For the better part of the program I watched the National Conservative Party Vice President dance all over the issues like a trained ballet dancer. On the issue of Conservative MP's Bill Casey recent decision to vote against the government on a budget item which was promptly followed by his being turfed from the Conservative Party the best argument he could muster was "It's a confidence issue."
On further prodding about this same Conservative's previous comments way back when the sides were turned and Joe Comuzzi voted against the former Liberal government on a "confidence issue" he could hardly hide a smile as he responded that Mr Comuzzi knew what was in the budget full well before he voted, while Mr Casey did not. That lead some knee slapping laughter from the Liberal on the show.
The argument is as hollow as a Liberal Party fundraiser right now. MPs should be allowed to vote against budget items especially over issues as unique as the fiscal imbalance.
Further I'd like to quote a letter from Stephen Harper dated February 8, 2002:
"The structure of federal transfers creates real problems for how provincial governments deal with the resource industry. If the Newfoundland or Nova Scotia governments receive new revenues from resource developments, Ottawa may take up to 100% of this money by reducing equalization transfers."Although Harper may never have explicitly promised that 100% of resources would not be included in the equalization deal from now ad infinitum, he did certainly flirt with the idea going back to 2002.
"Whatever the right technical solution may be, it is also well past time to raise broader questions about the functioning of equalization."
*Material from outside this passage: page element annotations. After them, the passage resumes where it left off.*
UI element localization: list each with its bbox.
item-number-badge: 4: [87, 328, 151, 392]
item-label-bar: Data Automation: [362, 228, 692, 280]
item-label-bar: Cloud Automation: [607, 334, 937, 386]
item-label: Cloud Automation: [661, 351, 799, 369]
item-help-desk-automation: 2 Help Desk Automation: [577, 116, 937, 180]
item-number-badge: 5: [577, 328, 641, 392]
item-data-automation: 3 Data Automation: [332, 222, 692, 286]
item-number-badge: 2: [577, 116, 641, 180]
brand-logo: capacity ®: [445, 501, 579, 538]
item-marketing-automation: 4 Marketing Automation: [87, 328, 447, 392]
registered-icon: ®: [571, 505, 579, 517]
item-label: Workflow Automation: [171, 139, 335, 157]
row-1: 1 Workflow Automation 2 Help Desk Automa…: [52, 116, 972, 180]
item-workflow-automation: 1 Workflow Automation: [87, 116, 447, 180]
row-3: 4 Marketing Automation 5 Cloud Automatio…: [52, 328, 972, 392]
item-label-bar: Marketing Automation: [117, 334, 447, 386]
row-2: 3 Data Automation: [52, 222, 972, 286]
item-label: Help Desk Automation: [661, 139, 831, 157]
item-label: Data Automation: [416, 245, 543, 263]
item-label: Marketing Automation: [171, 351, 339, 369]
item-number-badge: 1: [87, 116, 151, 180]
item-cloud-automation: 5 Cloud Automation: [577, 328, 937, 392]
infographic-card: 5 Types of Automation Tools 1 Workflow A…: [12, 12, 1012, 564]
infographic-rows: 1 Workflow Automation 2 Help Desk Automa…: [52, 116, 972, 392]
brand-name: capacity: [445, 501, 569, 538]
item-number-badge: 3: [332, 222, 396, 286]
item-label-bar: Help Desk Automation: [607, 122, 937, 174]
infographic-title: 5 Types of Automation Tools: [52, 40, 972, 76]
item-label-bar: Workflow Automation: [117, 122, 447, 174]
Mr Casey and others in the Atlantic Provinces would have good reason to believe that their party had made a clear promise not to include non-renewable resources from the equalization formula forever. And seeing that, it's clear that they can not be morally expected to vote with the party on such an issue. In many cases they may have told voters that a vote for them was a vote for a fix on the fiscal imbalance that would be much of a better deal than they got.
Apparently this is a "confidence issue." I respectfully disagree. Harper should have made it clear before the election that he was not guaranteeing that non-renewable resources would be excluded from the equalization formula for the Atlantic provinces from now into infinity.
What he did say about the fiscal imbalance at the time was that he viewed fixing the fiscal imbalance as merely a "deal." It was about negotiation. That's why he was criticized by the Liberal Party at the time for not including numbers in his fiscal plan that included expected costs of fixing the fiscal imbalance. In truth all Harper did was run around the country promising to "fix it" without actually saying what he would do and not costing the numbers. How could he? It was something to be negotiated.
In one sense you could argue he should have done just that - make a plan and present it to the public. In another sense you could argue that there was no way for him to do just that until he got into office. One premier may agree to one thing, while another premier may agree to something different. Negotiation of the issue seems the only realistic way forward.
But I think it's clear that over an issue so ill defined as the fiscal imbalance that expelling an MP for not liking the "deal" because it's a "confidence issue" is a shallow argument to say the least.
If I wanted butter, I'd ask for butter. So stop giving me butter for arguments. If the absence of any other given reason, the only issue I can see here is caucus solidarity. The only conclusion I can draw is that Harper's office made a tactical decision to punish one MP in the hopes that shear pressure will convince them to do otherwise. If that's true it's bullying and it shouldn't have happened.
It is truly a shameful time for the Conservative Party in Ottawa right now.